Wherever, whenever I am on the road again with my bicycle, I keep smiling to the car drivers.
CHRISTOPH RINDERER
Goetzis, Austria
Build Paths With Roads
WHILE THERE may be better bicycle transportation projects than the planned river bridge, it is my understanding that major transportation projects like the I-40 Rio Grande bridge rebuild and the I-40 and Eubank interchange rebuild are legally required to provide for safe bicycle traffic.
The Rio Grande bridge omitted this requirement and the Eubank interchange nearly did until local transportation activists pointed out yet another failure to follow the requirements of New Mexico law.
It's easy enough to complain about the cost of each individual bike path project, but when each project is tabled, omitted or forgotten, we end up with zero improvements to the two-wheel transportation system in this city and a continued poverty of alternatives to using automobiles for some of our transportation needs.
Until there is a real effort to create a real system of transportation alternatives there just won't be any viable alternatives available. If it is the river bridge or nothing, build the bridge. At least that way the I-40 Rio Grande bridge omission will be corrected.
MARK WALKER
Albuquerque
Baby-Sitting Coddled Students Not Teachers' Jobs
THIS YEAR I heard from colleagues in higher education that parents are now showing up on university campuses to complain about professors overworking and over challenging their students. I shrugged it off as isolated; there are crazies everywhere.
But when I recently heard from a number of public school employee friends at various locations in and around Albuquerque that high school girls are wearing pajamas and slippers, and carrying blankies and stuffed animals to school, the suppressed alarm bells in my view of the education world went off in earnest.
Remember when education worked? As I recall, back then parents reinforced the civic, social and academic lessons professional educators taught at school. By contrast, today's parents have direct input into education policies and processes and that is and has been an absolute disaster.

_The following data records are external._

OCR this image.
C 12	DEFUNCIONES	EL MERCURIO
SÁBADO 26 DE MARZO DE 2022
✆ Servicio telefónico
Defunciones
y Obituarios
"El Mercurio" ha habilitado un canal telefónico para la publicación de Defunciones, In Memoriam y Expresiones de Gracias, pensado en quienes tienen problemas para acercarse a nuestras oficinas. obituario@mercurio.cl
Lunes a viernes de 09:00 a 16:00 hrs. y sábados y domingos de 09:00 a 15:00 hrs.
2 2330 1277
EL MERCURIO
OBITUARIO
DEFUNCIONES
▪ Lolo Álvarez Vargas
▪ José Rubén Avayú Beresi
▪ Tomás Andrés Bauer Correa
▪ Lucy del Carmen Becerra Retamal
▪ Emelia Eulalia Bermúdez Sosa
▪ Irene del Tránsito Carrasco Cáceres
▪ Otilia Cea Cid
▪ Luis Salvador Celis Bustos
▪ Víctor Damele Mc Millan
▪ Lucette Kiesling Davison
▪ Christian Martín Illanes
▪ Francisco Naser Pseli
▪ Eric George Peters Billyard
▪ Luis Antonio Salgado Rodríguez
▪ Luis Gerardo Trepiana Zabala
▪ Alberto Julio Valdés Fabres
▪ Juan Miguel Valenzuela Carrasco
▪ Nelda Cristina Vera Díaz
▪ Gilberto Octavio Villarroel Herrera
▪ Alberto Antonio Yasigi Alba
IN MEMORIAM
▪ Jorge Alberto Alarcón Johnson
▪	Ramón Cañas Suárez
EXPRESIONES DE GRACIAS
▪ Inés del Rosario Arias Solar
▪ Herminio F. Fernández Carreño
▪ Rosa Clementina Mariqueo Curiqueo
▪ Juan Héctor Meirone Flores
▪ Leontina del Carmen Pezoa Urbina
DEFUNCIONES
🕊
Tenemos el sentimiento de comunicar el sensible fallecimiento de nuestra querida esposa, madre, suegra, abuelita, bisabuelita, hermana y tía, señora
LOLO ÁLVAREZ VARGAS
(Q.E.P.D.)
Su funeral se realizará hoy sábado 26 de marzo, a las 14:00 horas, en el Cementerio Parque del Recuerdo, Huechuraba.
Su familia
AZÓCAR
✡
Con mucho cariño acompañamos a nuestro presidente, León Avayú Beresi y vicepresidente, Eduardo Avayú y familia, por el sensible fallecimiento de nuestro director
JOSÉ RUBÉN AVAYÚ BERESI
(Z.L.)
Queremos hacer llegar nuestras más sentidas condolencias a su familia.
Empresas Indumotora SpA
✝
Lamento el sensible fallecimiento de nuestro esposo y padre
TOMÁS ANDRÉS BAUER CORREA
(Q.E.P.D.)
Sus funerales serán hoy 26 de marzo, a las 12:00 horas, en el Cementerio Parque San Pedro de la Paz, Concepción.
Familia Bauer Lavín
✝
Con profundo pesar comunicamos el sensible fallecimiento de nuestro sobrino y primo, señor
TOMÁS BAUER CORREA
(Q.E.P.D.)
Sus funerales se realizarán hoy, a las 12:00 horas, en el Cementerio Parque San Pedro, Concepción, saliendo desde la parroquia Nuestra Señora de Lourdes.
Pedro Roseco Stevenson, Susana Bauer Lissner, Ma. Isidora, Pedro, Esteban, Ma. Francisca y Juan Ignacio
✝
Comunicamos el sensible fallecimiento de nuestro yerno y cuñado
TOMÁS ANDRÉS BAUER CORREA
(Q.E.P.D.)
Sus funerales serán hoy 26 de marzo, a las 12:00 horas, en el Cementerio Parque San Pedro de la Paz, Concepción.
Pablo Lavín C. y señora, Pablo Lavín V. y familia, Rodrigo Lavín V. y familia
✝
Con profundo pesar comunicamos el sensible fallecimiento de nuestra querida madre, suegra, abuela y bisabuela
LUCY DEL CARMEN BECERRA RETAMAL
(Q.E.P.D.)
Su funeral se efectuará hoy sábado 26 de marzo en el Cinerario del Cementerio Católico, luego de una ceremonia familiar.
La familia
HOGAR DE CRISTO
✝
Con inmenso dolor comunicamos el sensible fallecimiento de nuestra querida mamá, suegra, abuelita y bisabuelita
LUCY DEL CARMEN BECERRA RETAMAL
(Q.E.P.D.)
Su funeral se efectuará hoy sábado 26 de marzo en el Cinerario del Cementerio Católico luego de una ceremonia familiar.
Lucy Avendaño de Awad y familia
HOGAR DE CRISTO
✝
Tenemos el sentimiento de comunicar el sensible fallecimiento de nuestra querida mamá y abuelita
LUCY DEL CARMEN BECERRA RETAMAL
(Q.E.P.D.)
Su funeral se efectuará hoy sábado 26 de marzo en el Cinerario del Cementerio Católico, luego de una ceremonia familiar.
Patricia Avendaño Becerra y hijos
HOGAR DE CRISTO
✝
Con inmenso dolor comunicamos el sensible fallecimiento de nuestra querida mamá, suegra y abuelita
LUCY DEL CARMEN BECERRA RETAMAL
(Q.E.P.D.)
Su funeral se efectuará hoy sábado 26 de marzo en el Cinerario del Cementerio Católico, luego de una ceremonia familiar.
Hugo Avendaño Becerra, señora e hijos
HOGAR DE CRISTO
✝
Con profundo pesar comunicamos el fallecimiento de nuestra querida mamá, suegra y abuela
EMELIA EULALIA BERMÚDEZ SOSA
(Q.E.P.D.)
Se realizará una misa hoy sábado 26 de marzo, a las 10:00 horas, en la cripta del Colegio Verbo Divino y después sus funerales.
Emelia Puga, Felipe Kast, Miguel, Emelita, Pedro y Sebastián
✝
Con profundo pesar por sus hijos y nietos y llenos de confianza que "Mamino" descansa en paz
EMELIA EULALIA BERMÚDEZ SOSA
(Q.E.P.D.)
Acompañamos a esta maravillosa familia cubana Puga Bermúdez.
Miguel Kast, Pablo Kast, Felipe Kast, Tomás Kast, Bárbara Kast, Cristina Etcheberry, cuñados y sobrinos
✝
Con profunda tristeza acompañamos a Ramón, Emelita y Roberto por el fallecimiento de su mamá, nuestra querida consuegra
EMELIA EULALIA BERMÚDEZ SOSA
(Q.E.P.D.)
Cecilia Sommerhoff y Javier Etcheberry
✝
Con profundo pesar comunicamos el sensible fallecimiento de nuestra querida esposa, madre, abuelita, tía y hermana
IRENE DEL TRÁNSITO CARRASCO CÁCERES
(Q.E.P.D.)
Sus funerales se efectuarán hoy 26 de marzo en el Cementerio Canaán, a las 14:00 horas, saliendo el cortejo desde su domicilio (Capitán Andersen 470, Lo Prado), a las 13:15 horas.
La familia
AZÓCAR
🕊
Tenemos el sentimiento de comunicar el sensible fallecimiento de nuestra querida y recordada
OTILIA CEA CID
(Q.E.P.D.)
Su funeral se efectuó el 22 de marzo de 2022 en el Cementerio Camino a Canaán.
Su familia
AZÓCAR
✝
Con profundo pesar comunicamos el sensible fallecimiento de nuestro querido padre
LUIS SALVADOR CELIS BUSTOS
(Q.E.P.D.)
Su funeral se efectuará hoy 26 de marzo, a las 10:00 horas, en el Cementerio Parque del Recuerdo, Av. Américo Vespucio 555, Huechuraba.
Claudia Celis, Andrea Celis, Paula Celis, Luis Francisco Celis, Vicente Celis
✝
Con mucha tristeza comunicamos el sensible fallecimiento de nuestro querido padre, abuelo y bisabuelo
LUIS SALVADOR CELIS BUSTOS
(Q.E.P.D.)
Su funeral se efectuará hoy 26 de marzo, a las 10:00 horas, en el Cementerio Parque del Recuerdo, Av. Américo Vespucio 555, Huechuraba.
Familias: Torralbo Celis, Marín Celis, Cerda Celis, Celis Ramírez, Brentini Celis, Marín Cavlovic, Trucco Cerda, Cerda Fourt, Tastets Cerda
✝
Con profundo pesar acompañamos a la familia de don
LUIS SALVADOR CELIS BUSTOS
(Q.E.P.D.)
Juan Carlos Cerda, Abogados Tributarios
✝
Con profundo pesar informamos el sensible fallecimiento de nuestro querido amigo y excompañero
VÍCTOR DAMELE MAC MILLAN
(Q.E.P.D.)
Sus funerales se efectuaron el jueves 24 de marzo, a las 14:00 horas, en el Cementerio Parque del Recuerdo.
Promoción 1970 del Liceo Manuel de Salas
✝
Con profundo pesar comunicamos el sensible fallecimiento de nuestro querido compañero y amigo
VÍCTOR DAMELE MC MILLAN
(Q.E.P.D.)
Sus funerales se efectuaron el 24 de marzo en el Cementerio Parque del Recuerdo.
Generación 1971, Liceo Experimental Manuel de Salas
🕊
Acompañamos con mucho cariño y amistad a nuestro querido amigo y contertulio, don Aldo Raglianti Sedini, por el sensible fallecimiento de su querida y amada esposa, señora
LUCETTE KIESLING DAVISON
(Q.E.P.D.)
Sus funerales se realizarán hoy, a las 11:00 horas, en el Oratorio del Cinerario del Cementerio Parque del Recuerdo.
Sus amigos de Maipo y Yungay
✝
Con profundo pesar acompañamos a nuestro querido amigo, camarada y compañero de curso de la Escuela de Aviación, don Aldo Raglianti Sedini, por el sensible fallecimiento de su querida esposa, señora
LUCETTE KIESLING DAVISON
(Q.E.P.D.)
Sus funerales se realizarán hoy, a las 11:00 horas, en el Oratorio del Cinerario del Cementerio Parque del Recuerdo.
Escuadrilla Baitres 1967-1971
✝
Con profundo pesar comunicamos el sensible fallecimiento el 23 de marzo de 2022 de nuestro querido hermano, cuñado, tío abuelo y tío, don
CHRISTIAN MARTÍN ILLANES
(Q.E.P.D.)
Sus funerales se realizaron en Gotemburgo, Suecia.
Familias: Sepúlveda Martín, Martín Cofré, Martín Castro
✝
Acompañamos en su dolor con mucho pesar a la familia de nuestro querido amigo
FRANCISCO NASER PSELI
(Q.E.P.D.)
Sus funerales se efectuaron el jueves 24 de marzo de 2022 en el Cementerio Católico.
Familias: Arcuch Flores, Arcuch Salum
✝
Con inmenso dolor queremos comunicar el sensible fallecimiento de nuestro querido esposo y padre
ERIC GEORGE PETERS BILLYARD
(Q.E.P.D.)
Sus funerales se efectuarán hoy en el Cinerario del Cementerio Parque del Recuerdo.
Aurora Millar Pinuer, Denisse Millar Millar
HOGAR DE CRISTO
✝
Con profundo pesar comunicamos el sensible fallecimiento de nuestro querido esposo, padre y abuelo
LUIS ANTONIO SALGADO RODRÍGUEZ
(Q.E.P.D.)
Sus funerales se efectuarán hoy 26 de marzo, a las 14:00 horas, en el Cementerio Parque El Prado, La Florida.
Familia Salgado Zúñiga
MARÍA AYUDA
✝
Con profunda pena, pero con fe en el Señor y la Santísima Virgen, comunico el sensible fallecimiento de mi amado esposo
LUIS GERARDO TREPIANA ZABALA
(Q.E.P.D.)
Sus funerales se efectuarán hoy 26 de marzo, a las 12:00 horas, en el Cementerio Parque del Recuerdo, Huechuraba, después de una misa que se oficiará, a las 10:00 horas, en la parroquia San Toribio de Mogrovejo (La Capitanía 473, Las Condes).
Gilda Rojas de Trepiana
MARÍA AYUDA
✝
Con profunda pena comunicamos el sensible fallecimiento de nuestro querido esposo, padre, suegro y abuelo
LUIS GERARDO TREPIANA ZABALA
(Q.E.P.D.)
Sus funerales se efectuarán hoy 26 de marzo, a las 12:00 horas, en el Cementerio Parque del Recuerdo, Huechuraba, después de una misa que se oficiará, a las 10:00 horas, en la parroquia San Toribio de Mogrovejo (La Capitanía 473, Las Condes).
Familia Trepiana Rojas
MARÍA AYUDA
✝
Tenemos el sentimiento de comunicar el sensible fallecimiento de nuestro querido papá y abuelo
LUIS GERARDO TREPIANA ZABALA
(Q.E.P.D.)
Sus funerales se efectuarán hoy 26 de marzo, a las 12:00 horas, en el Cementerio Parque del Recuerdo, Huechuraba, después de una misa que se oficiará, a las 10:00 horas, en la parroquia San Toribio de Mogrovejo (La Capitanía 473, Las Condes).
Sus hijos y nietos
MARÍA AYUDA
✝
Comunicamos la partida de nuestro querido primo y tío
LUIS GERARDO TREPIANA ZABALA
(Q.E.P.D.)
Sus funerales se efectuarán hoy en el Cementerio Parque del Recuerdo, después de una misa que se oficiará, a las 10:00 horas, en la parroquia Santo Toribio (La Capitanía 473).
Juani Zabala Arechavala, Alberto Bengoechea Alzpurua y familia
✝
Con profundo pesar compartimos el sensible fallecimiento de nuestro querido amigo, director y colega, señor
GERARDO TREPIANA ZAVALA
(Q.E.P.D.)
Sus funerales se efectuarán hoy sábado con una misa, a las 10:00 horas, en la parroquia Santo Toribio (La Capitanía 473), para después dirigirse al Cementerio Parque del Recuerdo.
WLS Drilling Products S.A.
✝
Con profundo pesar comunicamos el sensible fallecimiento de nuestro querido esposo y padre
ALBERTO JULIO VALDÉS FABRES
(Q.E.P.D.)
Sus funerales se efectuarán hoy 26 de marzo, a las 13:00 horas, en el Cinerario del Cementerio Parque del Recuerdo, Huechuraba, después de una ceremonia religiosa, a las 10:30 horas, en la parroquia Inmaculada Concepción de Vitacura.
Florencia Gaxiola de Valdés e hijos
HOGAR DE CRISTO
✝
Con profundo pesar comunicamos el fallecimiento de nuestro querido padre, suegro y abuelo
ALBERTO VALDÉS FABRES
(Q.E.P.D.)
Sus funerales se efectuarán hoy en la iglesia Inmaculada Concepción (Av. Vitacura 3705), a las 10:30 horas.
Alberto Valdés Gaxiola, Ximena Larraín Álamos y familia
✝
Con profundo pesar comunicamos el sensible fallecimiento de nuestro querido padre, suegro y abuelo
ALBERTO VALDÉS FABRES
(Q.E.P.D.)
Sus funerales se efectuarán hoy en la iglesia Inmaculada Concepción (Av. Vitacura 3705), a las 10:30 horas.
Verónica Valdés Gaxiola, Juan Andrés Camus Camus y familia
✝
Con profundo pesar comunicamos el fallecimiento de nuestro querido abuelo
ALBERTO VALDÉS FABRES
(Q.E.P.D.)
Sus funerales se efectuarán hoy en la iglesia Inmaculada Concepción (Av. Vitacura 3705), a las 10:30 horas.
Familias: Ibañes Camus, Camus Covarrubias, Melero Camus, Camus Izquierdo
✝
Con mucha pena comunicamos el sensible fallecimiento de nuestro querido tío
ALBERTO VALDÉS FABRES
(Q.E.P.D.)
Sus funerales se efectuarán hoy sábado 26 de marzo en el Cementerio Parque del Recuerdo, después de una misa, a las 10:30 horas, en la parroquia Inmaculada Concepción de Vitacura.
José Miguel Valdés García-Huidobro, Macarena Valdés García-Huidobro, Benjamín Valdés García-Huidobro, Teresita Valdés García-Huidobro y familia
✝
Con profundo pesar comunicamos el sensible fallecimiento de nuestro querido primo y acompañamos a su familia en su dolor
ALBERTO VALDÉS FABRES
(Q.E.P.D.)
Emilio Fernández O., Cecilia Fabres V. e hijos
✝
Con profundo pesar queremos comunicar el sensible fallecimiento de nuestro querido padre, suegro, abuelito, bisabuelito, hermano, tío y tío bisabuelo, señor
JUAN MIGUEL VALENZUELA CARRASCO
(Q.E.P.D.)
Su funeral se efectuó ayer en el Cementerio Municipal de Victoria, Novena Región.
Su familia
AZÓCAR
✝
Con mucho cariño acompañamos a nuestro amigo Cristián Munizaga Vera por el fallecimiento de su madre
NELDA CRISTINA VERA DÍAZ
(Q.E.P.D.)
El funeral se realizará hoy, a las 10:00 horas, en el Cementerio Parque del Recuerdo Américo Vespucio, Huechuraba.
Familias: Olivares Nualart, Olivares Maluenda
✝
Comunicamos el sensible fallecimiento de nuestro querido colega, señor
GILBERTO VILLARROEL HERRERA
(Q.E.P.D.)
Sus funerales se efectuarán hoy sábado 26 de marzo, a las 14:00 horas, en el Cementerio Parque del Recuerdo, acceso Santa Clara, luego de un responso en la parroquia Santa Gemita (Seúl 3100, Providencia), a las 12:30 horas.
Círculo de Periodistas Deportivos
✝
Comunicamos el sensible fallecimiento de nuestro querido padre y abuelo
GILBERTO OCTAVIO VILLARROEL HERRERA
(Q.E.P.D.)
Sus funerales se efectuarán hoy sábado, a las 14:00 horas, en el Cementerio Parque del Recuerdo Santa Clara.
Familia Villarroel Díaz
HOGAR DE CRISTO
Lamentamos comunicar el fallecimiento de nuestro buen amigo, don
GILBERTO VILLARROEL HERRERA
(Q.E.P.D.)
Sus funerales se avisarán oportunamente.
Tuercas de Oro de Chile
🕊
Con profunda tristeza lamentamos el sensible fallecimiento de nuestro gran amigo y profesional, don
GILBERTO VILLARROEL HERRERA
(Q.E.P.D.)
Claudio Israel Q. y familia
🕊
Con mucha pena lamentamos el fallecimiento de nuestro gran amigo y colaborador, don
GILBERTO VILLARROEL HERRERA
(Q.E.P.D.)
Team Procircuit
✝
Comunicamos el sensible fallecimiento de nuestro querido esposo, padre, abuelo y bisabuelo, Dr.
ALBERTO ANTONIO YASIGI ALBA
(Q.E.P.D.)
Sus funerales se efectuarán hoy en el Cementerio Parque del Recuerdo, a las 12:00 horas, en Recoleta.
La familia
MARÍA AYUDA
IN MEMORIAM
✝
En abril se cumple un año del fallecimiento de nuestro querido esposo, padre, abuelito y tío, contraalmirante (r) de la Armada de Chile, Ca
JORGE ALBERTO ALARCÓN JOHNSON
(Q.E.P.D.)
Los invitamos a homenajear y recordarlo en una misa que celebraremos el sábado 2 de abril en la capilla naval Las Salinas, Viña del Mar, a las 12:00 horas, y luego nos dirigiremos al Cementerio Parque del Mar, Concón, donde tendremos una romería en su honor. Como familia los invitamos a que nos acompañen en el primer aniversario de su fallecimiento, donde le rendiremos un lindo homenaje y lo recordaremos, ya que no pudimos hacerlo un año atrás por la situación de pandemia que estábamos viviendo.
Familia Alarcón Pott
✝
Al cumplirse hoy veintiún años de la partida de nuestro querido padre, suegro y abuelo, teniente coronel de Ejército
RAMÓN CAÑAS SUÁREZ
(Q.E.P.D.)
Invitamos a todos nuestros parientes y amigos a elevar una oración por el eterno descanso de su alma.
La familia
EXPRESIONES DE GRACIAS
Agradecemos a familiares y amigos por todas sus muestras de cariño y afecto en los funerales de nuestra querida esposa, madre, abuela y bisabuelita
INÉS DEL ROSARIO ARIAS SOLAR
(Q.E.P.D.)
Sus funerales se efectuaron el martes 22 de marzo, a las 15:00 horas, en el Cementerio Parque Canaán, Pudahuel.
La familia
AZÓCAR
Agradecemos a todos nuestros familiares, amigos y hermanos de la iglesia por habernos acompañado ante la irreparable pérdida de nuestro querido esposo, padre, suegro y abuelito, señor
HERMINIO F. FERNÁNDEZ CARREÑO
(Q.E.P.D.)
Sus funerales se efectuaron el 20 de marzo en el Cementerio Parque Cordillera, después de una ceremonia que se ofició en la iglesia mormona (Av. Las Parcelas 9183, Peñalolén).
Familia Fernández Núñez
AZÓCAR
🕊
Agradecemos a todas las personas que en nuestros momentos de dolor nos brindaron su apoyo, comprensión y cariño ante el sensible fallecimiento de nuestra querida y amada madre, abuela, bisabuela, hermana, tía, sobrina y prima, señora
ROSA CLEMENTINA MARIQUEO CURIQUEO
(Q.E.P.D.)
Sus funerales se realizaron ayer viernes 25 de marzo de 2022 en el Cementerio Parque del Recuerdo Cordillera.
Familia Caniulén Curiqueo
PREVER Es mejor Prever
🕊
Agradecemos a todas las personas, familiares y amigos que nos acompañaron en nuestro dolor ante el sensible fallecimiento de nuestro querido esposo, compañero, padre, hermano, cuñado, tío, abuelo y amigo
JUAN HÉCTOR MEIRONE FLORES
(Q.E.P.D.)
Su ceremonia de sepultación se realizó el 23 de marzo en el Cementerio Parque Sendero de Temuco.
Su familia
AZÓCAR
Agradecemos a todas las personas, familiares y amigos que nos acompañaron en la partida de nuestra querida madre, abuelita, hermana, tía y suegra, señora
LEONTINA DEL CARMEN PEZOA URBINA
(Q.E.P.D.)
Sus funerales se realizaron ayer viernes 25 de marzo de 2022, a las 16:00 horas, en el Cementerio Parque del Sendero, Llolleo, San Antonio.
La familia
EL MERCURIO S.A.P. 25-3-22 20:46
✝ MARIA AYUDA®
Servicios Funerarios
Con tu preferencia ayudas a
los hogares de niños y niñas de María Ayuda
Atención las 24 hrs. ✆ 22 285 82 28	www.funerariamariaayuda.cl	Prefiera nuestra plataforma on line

Parents even get to sit on committees that select school administrators, setting up the next principal to be beholding before ever showing up to work. Helicopter parents and single-minded advocates have made a mockery of public education. The over identification of special education students both as "gifted" and "emotionally disabled" has been a direct result of caving in to parental demands and lawsuit wielding opportunists.
It's time to legislate control back to the professionals. When the rules become a collection of every possible exception, they cease to be rules. Reasonable parents and serious students deserve more. So do the educators who have been relegated to the position of unglorified baby sitter.
DAVID A. LEPRE
Albuquerque
$6 Million Price Seems High
I'VE READ the various articles pro and con about a bicycle bridge across the Rio Grande but have yet to see any challenge to the argument that the bridge would cost $6 million. Where does that figure come from?
Is there one bicycle bridge builder in the city, state or Southwest and is that the catalogue list price for a bridge of such-and-such length? Have competitive bids been received with the lowest bid at $6 million or could there perhaps be a builder who could do it for $1 million? It does seem like a lot of money to me for such a bridge and therefore I question whether the figure is reasonable.